The political pressure is not about to let up. French Prime Minister Lionel Jospin capitulated on gas-tax cuts. Then, after a dismal showing in opinion polls, he cut even farther last week. Morgan Stanley Dean Witter economist Eric Cheney fears such moves could induce wage inflation. Italy is in danger of falling into the same trap. Industry Minister Enrico Letta promised tax rebates to truckers, but he infuriated farmers, taxi drivers and commercial fishermen, who say they have lost 35 percent of their income. “We can’t even afford to get in and out of the port with the cost of fuel,” laments Francesco Zizzo, a Sicilian fisherman and head of l’Agci Pesca, the commercial fisherman’s union. And with the euro halving the value of his catch, “it’s hardly worth getting in the boat,” he says.

We haven’t heard the last from the truckers either. Italian truckers and taxi drivers now threaten to shut down major cities and roads early this week if they don’t get promised tax rebates. Some 1,000 German truckers will hit the road to Berlin on Tuesday to demand fuel-tax cuts, and thousands more will stage a slowdown nationwide. “Nobody has to die quietly,” says Peter Roeskes, 31, the third-generation owner of a small trucking company outside Dusseldorf. Even in Spain, where the economy is pretty strong and the euro is considered a blessing compared to the peseta, transport workers have called a three-day strike for Oct. 4, and farmers plan to disrupt traffic in all the provincial capitals on Oct 12.

With all this turmoil, it’s no wonder the Danes may decide they don’t need such headaches. The other great Euroskeptics will pay close attention. Swedes tend to share the view that a small, smoothly running Scandinavian economy can go it alone, thank you. A poll by SKOP in mid-September showed that 59 percent of Swedes oppose joining Euroland, up from 47 percent one year ago. In Britain, where Prime Minister Tony Blair has no plans to call a vote, a “no” by the Danes would bolster the isolationist crowd. “This is not simply about economics, it’s about who governs one’s country,” says Lord Stoddart of the Danish Referendum Campaign, a British group that supports the anti-euro cause.

When it comes to the soft euro, though, it’s all about people choosing where they think their money will get them the best return. Every time Alcatel buys an American high-tech company, or Deutsche Telekom goes after a U.S. wireless jewel, the dollar gets another boost. Just look at the July data that came out last week. The EMU-11 posted a current-account deficit of 2.2 billion euros, a net outflow of direct investment of 11.3 billion euros, and a net outflow of money into stocks and bonds totaling 5.9 billion. “It has sweet nothing to do with mad speculators or weird market psychology,” says Tony Norfield, head of currency research for ABN Amro in London. “The European area is not seen as a great place to invest.”

It doesn’t help that Europe still doesn’t speak with one voice.
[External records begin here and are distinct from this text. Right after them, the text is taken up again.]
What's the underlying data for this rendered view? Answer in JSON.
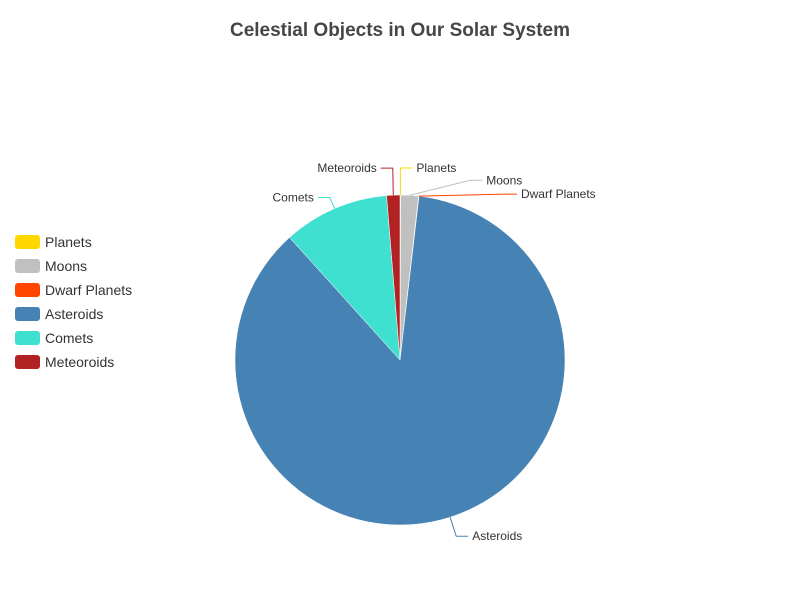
{
  "chart_data": {
    "type": "pie",
    "title": "Celestial Objects in Our Solar System",
    "legend_position": "left",
    "slices": [
      {
        "name": "Planets",
        "value": 8,
        "color": "#ffd700"
      },
      {
        "name": "Moons",
        "value": 200,
        "color": "#c0c0c0"
      },
      {
        "name": "Dwarf Planets",
        "value": 5,
        "color": "#ff4500"
      },
      {
        "name": "Asteroids",
        "value": 10000,
        "color": "#4682b4"
      },
      {
        "name": "Comets",
        "value": 1200,
        "color": "#40e0d0"
      },
      {
        "name": "Meteoroids",
        "value": 150,
        "color": "#b22222"
      }
    ]
  }
}
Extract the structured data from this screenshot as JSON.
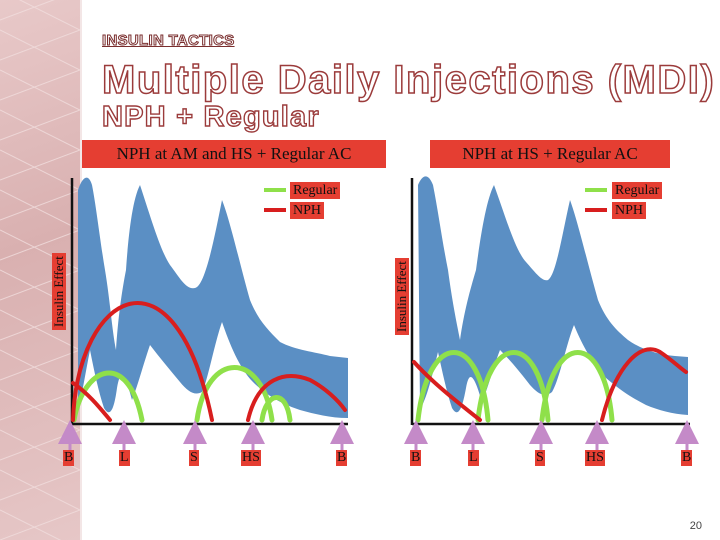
{
  "kicker": "INSULIN TACTICS",
  "title": "Multiple Daily Injections (MDI)",
  "subtitle": "NPH + Regular",
  "panels": [
    {
      "title": "NPH at AM and HS + Regular AC",
      "ylabel": "Insulin Effect",
      "legend": {
        "regular": "Regular",
        "nph": "NPH"
      },
      "meals": [
        "B",
        "L",
        "S",
        "HS",
        "B"
      ]
    },
    {
      "title": "NPH at HS + Regular AC",
      "ylabel": "Insulin Effect",
      "legend": {
        "regular": "Regular",
        "nph": "NPH"
      },
      "meals": [
        "B",
        "L",
        "S",
        "HS",
        "B"
      ]
    }
  ],
  "colors": {
    "regular": "#8fe04a",
    "nph": "#d81e1e",
    "glucose_band": "#5b8fc4",
    "label_bg": "#e53e32",
    "injection_arrow": "#c48ac8"
  },
  "page_number": "20"
}
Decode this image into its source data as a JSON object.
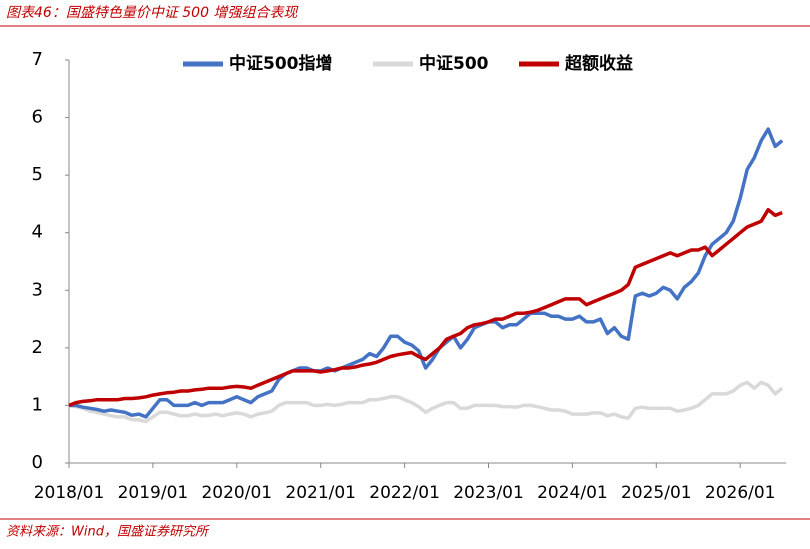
{
  "chart_data": {
    "type": "line",
    "title": "图表46：国盛特色量价中证 500 增强组合表现",
    "source": "资料来源：Wind，国盛证券研究所",
    "categories": [
      "2018/01",
      null,
      null,
      null,
      null,
      null,
      null,
      null,
      null,
      null,
      null,
      null,
      "2019/01",
      null,
      null,
      null,
      null,
      null,
      null,
      null,
      null,
      null,
      null,
      null,
      "2020/01",
      null,
      null,
      null,
      null,
      null,
      null,
      null,
      null,
      null,
      null,
      null,
      "2021/01",
      null,
      null,
      null,
      null,
      null,
      null,
      null,
      null,
      null,
      null,
      null,
      "2022/01",
      null,
      null,
      null,
      null,
      null,
      null,
      null,
      null,
      null,
      null,
      null,
      "2023/01",
      null,
      null,
      null,
      null,
      null,
      null,
      null,
      null,
      null,
      null,
      null,
      "2024/01",
      null,
      null,
      null,
      null,
      null,
      null,
      null,
      null,
      null,
      null,
      null,
      "2025/01",
      null,
      null,
      null,
      null,
      null,
      null,
      null,
      null,
      null,
      null,
      null,
      "2026/01",
      null,
      null,
      null,
      null,
      null,
      null
    ],
    "series": [
      {
        "name": "中证500指增",
        "color": "#4472c4",
        "values": [
          1.0,
          1.0,
          0.97,
          0.95,
          0.93,
          0.9,
          0.92,
          0.9,
          0.88,
          0.83,
          0.85,
          0.8,
          0.95,
          1.1,
          1.1,
          1.0,
          1.0,
          1.0,
          1.05,
          1.0,
          1.05,
          1.05,
          1.05,
          1.1,
          1.15,
          1.1,
          1.05,
          1.15,
          1.2,
          1.25,
          1.45,
          1.55,
          1.6,
          1.65,
          1.65,
          1.6,
          1.6,
          1.65,
          1.6,
          1.65,
          1.7,
          1.75,
          1.8,
          1.9,
          1.85,
          2.0,
          2.2,
          2.2,
          2.1,
          2.05,
          1.95,
          1.65,
          1.8,
          2.0,
          2.1,
          2.2,
          2.0,
          2.15,
          2.35,
          2.4,
          2.45,
          2.45,
          2.35,
          2.4,
          2.4,
          2.5,
          2.6,
          2.6,
          2.6,
          2.55,
          2.55,
          2.5,
          2.5,
          2.55,
          2.45,
          2.45,
          2.5,
          2.25,
          2.35,
          2.2,
          2.15,
          2.9,
          2.95,
          2.9,
          2.95,
          3.05,
          3.0,
          2.85,
          3.05,
          3.15,
          3.3,
          3.6,
          3.8,
          3.9,
          4.0,
          4.2,
          4.6,
          5.1,
          5.3,
          5.6,
          5.8,
          5.5,
          5.6
        ]
      },
      {
        "name": "中证500",
        "color": "#d9d9d9",
        "values": [
          1.0,
          0.98,
          0.95,
          0.9,
          0.88,
          0.85,
          0.82,
          0.8,
          0.8,
          0.75,
          0.75,
          0.72,
          0.8,
          0.88,
          0.88,
          0.85,
          0.82,
          0.82,
          0.85,
          0.82,
          0.83,
          0.85,
          0.82,
          0.85,
          0.87,
          0.85,
          0.8,
          0.85,
          0.87,
          0.9,
          1.0,
          1.05,
          1.05,
          1.05,
          1.05,
          1.0,
          1.0,
          1.02,
          1.0,
          1.02,
          1.05,
          1.05,
          1.05,
          1.1,
          1.1,
          1.12,
          1.15,
          1.15,
          1.1,
          1.05,
          0.98,
          0.88,
          0.95,
          1.0,
          1.05,
          1.05,
          0.95,
          0.95,
          1.0,
          1.0,
          1.0,
          1.0,
          0.98,
          0.98,
          0.97,
          1.0,
          1.0,
          0.98,
          0.95,
          0.92,
          0.92,
          0.9,
          0.85,
          0.85,
          0.85,
          0.87,
          0.87,
          0.82,
          0.85,
          0.8,
          0.78,
          0.95,
          0.97,
          0.95,
          0.95,
          0.95,
          0.95,
          0.9,
          0.92,
          0.95,
          1.0,
          1.1,
          1.2,
          1.2,
          1.2,
          1.25,
          1.35,
          1.4,
          1.3,
          1.4,
          1.35,
          1.2,
          1.3
        ]
      },
      {
        "name": "超额收益",
        "color": "#c00000",
        "values": [
          1.0,
          1.05,
          1.07,
          1.08,
          1.1,
          1.1,
          1.1,
          1.1,
          1.12,
          1.12,
          1.13,
          1.15,
          1.18,
          1.2,
          1.22,
          1.23,
          1.25,
          1.25,
          1.27,
          1.28,
          1.3,
          1.3,
          1.3,
          1.32,
          1.33,
          1.32,
          1.3,
          1.35,
          1.4,
          1.45,
          1.5,
          1.55,
          1.6,
          1.6,
          1.6,
          1.6,
          1.58,
          1.6,
          1.62,
          1.65,
          1.65,
          1.67,
          1.7,
          1.72,
          1.75,
          1.8,
          1.85,
          1.88,
          1.9,
          1.92,
          1.85,
          1.8,
          1.9,
          2.0,
          2.15,
          2.2,
          2.25,
          2.35,
          2.4,
          2.42,
          2.45,
          2.5,
          2.5,
          2.55,
          2.6,
          2.6,
          2.62,
          2.65,
          2.7,
          2.75,
          2.8,
          2.85,
          2.85,
          2.85,
          2.75,
          2.8,
          2.85,
          2.9,
          2.95,
          3.0,
          3.1,
          3.4,
          3.45,
          3.5,
          3.55,
          3.6,
          3.65,
          3.6,
          3.65,
          3.7,
          3.7,
          3.75,
          3.6,
          3.7,
          3.8,
          3.9,
          4.0,
          4.1,
          4.15,
          4.2,
          4.4,
          4.3,
          4.35
        ]
      }
    ],
    "ylim": [
      0,
      7
    ],
    "yticks": [
      0,
      1,
      2,
      3,
      4,
      5,
      6,
      7
    ],
    "grid": false,
    "legend": "top"
  }
}
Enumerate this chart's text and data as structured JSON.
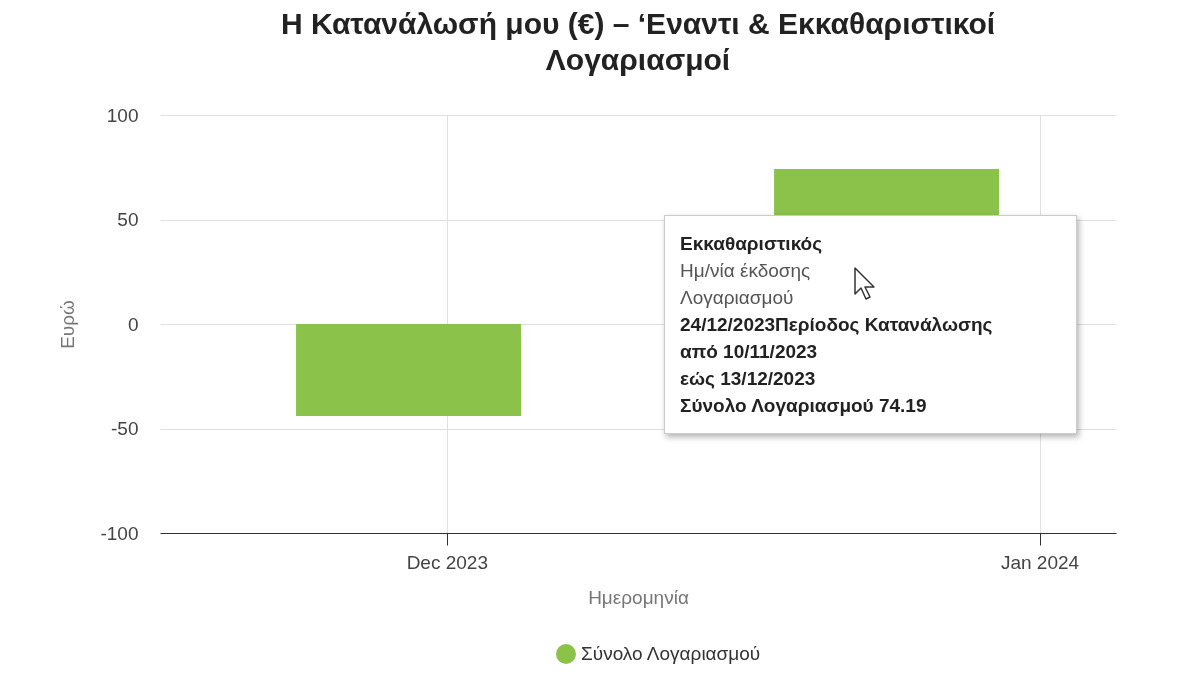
{
  "chart_data": {
    "type": "bar",
    "title": "Η Κατανάλωσή μου (€) – ‘Εναντι & Εκκαθαριστικοί Λογαριασμοί",
    "xlabel": "Ημερομηνία",
    "ylabel": "Ευρώ",
    "x": [
      "2023-11-29",
      "2023-12-24"
    ],
    "series": [
      {
        "name": "Σύνολο Λογαριασμού",
        "color": "#8bc34a",
        "values": [
          -44,
          74.19
        ]
      }
    ],
    "xlim": [
      "2023-11-16",
      "2024-01-05"
    ],
    "xticks": [
      {
        "value": "2023-12-01",
        "label": "Dec 2023"
      },
      {
        "value": "2024-01-01",
        "label": "Jan 2024"
      }
    ],
    "ylim": [
      -100,
      100
    ],
    "yticks": [
      -100,
      -50,
      0,
      50,
      100
    ],
    "grid": true,
    "legend": "bottom",
    "marker": "circle",
    "annotations": [
      "Εκκαθαριστικός",
      "Ημ/νία έκδοσης",
      "Λογαριασμού",
      "24/12/2023Περίοδος Κατανάλωσης",
      "από 10/11/2023",
      "εώς 13/12/2023",
      "Σύνολο Λογαριασμού 74.19"
    ]
  }
}
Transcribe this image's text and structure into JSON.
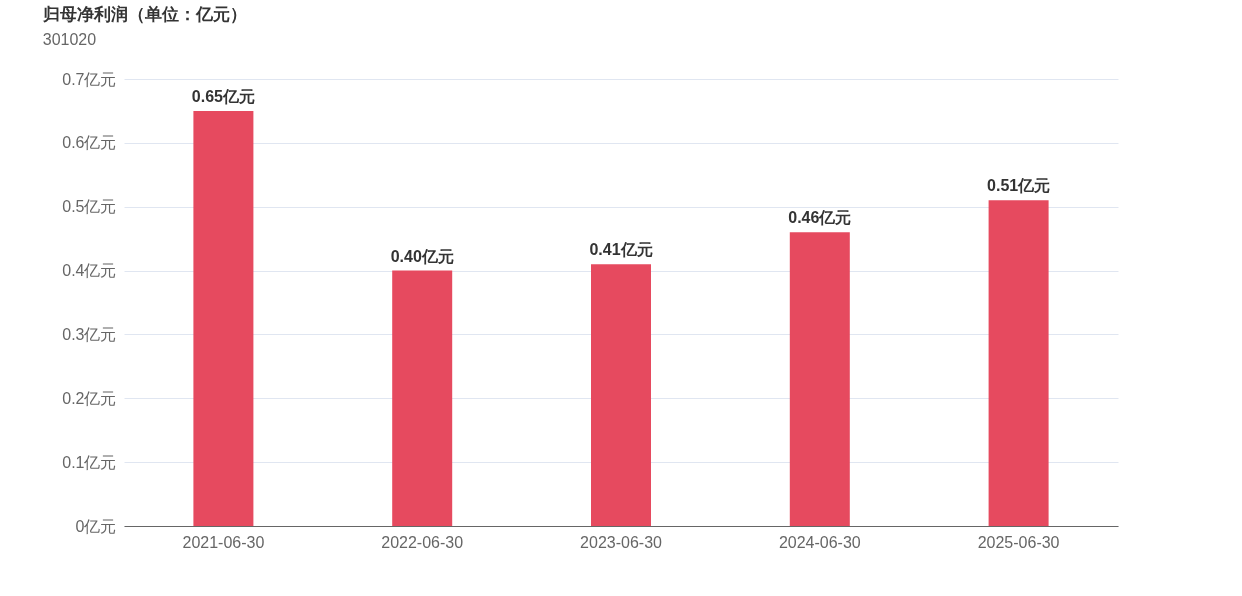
{
  "chart_data": {
    "type": "bar",
    "title": "归母净利润（单位：亿元）",
    "subtitle": "301020",
    "categories": [
      "2021-06-30",
      "2022-06-30",
      "2023-06-30",
      "2024-06-30",
      "2025-06-30"
    ],
    "values": [
      0.65,
      0.4,
      0.41,
      0.46,
      0.51
    ],
    "value_labels": [
      "0.65亿元",
      "0.40亿元",
      "0.41亿元",
      "0.46亿元",
      "0.51亿元"
    ],
    "color": "#e64a5f",
    "ylim": [
      0,
      0.7
    ],
    "yticks": [
      {
        "value": 0,
        "label": "0亿元"
      },
      {
        "value": 0.1,
        "label": "0.1亿元"
      },
      {
        "value": 0.2,
        "label": "0.2亿元"
      },
      {
        "value": 0.3,
        "label": "0.3亿元"
      },
      {
        "value": 0.4,
        "label": "0.4亿元"
      },
      {
        "value": 0.5,
        "label": "0.5亿元"
      },
      {
        "value": 0.6,
        "label": "0.6亿元"
      },
      {
        "value": 0.7,
        "label": "0.7亿元"
      }
    ],
    "grid": "y"
  }
}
Politicians praise a weak euro for boosting exports, horrifying ECB officials. But the biggest problem is Europe’s Old Economy trimmings. Economists call them “rigidities”–the high taxes, inflexible labor markets and cushy welfare benefits that have prevented Europe from keeping pace with the New Economy in the United States, where people could quickly shift to new careers as the Internet took off. In fact, it’s finally sinking in that the whole idea of a powerful euro rivaling the dollar as a reserve currency was a nonstarter. “People are starting to recognize the U.S. for what it is, and don’t expect the euro to outperform the dollar,” says Johnathan Bayley, currency analyst for BNP Paribas in Paris.

It’ll take a lot more than a bunch of central bankers to persuade real investors that Europe is a better buy. “[The Fed intervention] is entirely a political gesture to Europe,” says Allan Meltzer, a veteran monetary economist at Carnegie Mellon. “Only a shift in perceived investment opportunities can reverse the euro’s slide.” And only Europe’s political leaders can make a difference. But until they give the world good reasons to buy euros, the dollar will continue to rule.